Tempo 207 – Polizei stoppt 19-Jährigen auf Stadtautobahn

In der Nacht zu Sonnabend hat die Berliner Polizei einen Temposünder auf der Stadtautobahn erwischt. Der 19-Jährige war mit seinem Mercedes mit 207 Stundenkilometern unterwegs - 120 zu viel.

Die Berliner Stadtautobahn wird in den Nachtstunden immer häufiger zur Rennstrecke für unverbesserliche Raser. Auch in der Nacht zu Sonnabend war wieder ein Autofahrer unterwegs, der den zur Nachtzeit eher geringen Verkehrsfluss nutzte, um die Leistungsfähigkeit seines Mercedes zu testen.

Neben dem gerade einmal 19 Jahre alten Raser waren allerdings auch Beamte des Verkehrsdienstes der Polizei in einem Zivilfahrzeug unterwegs. Deren Geschwindigkeitsmessung ergab für den Mercedes-Fahrer einen Wert von 207 Kilometern pro Stunde. Erlaubt sind auf dem Teilstück zwischen der Anschlussstelle Beusselstraße und dem Funkturm lediglich 80 – der Fahrer war also mehr als 120 Kilometer pro Stunde zu schnell.
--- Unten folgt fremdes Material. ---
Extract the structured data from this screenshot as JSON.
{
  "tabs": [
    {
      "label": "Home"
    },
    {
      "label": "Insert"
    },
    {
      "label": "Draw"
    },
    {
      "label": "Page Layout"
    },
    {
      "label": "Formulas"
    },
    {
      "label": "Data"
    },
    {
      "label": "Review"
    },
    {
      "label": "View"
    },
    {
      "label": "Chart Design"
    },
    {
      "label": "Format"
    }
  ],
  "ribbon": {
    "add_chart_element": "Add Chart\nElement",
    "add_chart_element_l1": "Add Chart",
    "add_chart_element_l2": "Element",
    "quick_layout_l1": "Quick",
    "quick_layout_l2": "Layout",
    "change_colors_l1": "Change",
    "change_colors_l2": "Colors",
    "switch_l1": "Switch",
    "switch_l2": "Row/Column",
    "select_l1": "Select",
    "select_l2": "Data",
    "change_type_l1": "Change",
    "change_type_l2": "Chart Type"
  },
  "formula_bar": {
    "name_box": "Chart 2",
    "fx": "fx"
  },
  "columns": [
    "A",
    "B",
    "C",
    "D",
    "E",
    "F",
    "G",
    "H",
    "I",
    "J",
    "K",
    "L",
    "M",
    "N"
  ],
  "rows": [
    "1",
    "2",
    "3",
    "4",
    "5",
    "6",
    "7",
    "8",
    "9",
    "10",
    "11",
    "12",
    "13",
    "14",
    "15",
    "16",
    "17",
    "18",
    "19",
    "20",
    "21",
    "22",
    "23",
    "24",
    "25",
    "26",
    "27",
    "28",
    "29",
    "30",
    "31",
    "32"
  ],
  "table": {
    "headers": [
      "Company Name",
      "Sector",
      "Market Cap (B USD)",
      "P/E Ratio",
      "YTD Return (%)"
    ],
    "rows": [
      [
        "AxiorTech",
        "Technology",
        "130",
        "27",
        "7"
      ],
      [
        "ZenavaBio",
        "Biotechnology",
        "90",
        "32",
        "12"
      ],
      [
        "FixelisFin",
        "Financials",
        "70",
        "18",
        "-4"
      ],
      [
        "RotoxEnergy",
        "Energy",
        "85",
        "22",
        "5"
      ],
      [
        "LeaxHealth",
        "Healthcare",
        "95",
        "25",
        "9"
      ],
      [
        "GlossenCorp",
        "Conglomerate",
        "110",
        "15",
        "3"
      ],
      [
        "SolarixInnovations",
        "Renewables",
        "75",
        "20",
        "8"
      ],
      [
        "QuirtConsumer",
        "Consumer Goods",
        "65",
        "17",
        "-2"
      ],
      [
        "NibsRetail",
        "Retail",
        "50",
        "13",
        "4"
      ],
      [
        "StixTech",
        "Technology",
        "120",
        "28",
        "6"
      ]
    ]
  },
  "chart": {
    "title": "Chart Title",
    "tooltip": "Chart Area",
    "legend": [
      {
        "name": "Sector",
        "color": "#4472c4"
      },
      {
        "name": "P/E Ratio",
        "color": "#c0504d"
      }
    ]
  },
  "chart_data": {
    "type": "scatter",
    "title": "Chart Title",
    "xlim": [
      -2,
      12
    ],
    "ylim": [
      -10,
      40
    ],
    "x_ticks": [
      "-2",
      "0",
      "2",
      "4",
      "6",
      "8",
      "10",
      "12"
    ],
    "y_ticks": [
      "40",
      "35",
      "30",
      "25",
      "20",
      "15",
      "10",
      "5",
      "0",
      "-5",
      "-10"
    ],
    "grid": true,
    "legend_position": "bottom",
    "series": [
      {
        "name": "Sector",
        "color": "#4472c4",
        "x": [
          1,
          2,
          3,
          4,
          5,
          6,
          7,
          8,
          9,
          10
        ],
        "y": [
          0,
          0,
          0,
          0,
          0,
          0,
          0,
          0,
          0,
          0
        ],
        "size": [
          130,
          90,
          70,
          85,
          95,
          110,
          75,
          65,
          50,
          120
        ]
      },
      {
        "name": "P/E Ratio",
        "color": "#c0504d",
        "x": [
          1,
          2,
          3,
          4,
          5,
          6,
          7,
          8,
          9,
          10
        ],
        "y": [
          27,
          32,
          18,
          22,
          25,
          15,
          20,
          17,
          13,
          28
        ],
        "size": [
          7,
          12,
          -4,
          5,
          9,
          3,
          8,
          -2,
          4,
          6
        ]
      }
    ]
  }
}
Wie ein Polizeisprecher am Sonnabend mitteilte, fuhren die Beamten des Verkehrsdienstes in der Nacht zuvor längere Zeit hinter dem Mercedes des 19-Jährigen her. Dabei ermittelten sie teilweise gar eine gefahrene Geschwindigkeit von 220 Stundenkilometern. Nach Abzug der Messtoleranz ergab sich schließlich die „vorwerfbare Geschwindigkeit“ von 207 Kilometern pro Stunde.

Den jungen Mercedes-Fahrer erwartet jetzt ein Bußgeld von 680 Euro. Dazu kommen ein Fahrverbot von mindestens drei Monaten und zwei Punkte in Flensburg. Überprüfungen der Personalien ergaben zudem, dass der 19-Jährige in der Nacht zu Sonnabend offenbar nicht das erste Mal als Verkehrsrowdy aufgefallen ist.